Poco antes de la segunda vuelta electoral del 2021, muchos abogaban por un pacto de no agresión, una suerte de convivencia pacífica, en la que no se vaque al presidente ni se disuelva al Congreso. Parecía una enseñanza sana después de tantos ‘Kongresos’ obcecados, denegatorias fácticas de confianza, Vizcarras y Merinos. Han pasado menos de 12 meses y las únicas soluciones que nos proponen nuestros líderes políticos son la vacancia de Pedro Castillo y la desaparición de este Congreso que le compite en impopularidad, tumbándose la incipiente calidad universitaria, agujereando las pensiones de los peruanos, bendiciendo taxis colectivos y maldiciendo la educación sexual en las escuelas.
A veces me convenzo de que lo mejor es un adelanto de elecciones, hasta que recuerdo que nosotros elegimos a estos sujetos, y se me pasa. Y, más bien, me cuestiono si con cada corte abrupto no estamos sembrando más caos de corto plazo. El círculo vicioso va más o menos así: Tenemos malos presidentes, ministros y congresistas. Normalizamos prácticas o reglas que solo buscan castigarlos (Ej.: censuras y vacancias insólitas, prohibición de reelección parlamentaria). Nos libramos de los malos y entran los peores.
Así como más fácil es echar la culpa de todo a los políticos (y no asumir la nuestra), también parece más sencillo apretar el botón de reinicio y limpiar el tablero. Sin embargo, el borrón y cuenta nueva –ya deberíamos haberlo aprendido, a cocachos, los peruanos– no existe en la política.
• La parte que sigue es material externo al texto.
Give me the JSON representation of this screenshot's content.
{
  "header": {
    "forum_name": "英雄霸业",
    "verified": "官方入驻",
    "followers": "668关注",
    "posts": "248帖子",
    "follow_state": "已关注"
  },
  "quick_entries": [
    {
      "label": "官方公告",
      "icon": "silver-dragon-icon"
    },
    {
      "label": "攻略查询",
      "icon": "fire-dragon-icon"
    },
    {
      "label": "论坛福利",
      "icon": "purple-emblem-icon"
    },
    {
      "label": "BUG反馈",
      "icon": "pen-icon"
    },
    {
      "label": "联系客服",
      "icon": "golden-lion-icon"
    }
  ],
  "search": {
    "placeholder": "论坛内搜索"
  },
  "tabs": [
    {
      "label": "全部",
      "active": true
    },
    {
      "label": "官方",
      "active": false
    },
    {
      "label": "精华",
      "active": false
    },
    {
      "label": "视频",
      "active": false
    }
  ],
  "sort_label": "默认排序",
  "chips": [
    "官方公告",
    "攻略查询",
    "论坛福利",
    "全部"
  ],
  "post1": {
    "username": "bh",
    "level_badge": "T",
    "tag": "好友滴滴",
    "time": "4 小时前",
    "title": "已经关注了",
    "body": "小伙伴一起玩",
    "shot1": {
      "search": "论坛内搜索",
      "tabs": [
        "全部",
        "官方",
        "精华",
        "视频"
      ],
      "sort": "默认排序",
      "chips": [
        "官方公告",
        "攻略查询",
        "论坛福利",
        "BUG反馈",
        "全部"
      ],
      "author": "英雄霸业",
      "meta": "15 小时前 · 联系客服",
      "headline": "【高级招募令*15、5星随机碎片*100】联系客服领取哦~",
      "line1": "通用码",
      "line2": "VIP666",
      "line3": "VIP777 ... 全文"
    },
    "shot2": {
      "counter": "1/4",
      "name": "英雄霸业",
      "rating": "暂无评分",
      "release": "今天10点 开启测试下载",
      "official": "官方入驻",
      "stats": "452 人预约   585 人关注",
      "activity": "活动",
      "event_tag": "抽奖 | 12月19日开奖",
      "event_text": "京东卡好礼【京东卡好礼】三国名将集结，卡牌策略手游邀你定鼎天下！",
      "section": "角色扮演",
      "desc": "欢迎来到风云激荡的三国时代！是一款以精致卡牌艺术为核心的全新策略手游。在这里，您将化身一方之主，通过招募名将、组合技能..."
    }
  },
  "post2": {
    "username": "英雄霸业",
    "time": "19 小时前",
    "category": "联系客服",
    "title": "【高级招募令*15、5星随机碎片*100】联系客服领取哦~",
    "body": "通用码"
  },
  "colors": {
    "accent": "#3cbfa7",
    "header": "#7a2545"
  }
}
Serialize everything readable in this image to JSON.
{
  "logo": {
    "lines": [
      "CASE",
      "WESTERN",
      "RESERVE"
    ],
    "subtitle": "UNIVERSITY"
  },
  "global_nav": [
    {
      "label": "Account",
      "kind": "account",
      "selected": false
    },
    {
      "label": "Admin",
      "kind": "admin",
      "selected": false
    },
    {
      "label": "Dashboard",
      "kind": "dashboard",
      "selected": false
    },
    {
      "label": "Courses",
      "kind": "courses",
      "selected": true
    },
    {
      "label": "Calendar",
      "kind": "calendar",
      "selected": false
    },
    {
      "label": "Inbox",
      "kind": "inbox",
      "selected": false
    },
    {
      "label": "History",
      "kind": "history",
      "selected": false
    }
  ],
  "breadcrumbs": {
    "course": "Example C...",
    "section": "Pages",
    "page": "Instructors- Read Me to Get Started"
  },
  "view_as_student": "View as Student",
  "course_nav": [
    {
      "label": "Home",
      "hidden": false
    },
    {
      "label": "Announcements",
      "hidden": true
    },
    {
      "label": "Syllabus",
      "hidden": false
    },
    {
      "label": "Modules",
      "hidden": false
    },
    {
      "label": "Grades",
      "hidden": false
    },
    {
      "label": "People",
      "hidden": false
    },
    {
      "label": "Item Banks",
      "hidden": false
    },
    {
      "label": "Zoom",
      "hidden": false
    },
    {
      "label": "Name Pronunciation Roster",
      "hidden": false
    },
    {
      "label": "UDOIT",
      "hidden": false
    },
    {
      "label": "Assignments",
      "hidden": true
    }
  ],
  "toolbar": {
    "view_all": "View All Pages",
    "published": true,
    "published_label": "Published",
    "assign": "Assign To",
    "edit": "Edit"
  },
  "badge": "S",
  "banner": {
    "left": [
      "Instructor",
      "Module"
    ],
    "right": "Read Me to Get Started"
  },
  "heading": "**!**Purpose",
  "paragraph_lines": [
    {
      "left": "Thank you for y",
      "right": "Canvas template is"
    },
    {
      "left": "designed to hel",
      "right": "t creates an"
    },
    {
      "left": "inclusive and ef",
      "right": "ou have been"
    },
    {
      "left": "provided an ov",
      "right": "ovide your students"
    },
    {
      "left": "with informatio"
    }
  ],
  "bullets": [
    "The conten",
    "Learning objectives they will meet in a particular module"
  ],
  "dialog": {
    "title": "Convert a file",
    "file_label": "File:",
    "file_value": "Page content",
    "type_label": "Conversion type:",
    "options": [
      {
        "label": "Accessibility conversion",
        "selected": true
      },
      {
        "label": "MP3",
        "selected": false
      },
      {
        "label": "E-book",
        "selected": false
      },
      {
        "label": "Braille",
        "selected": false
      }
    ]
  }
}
Como si hubiésemos renunciado a la rendición de cuentas, la ciudadanía parece aletargada a la espera de un mesías. Si hace unos años los estudiantes universitarios se movilizaron para resguardar la autonomía del Banco Central de Reserva, ¿por qué no habrían de hacerlo ahora en aras de la calidad universitaria? Si en la falta de educación sexual y del enfoque de género se hallan las raíces de la violencia contra la mujer, ¿por qué no hacer plantones contra los congresistas que buscan abolirlos del currículo escolar? Si el presidente actúa impunemente y apaña a las mafias que se están cargando en peso al Estado, ¿por qué no exigir a los órganos de fiscalización como contraloría, Ministerio Público y Poder Judicial acciones efectivas, y al Congreso las reglas necesarias para facilitar su labor? ¿Por qué no marchar para exigirle al presidente de la República cambios inmediatos o, de lo contrario, su dimisión?
¿O acaso ya nos han vencido?
PD: Me despido de esta columna semanal para buscar la distancia y la paz mental necesarias para investigar y, en el futuro, escribir nuevamente. Agradezco a todos los directores de El Comercio que me ofrecieron este espacio, al equipo de Opinión por su gentileza y preclaros consejos, y a los lectores que me aguantaron por seis años.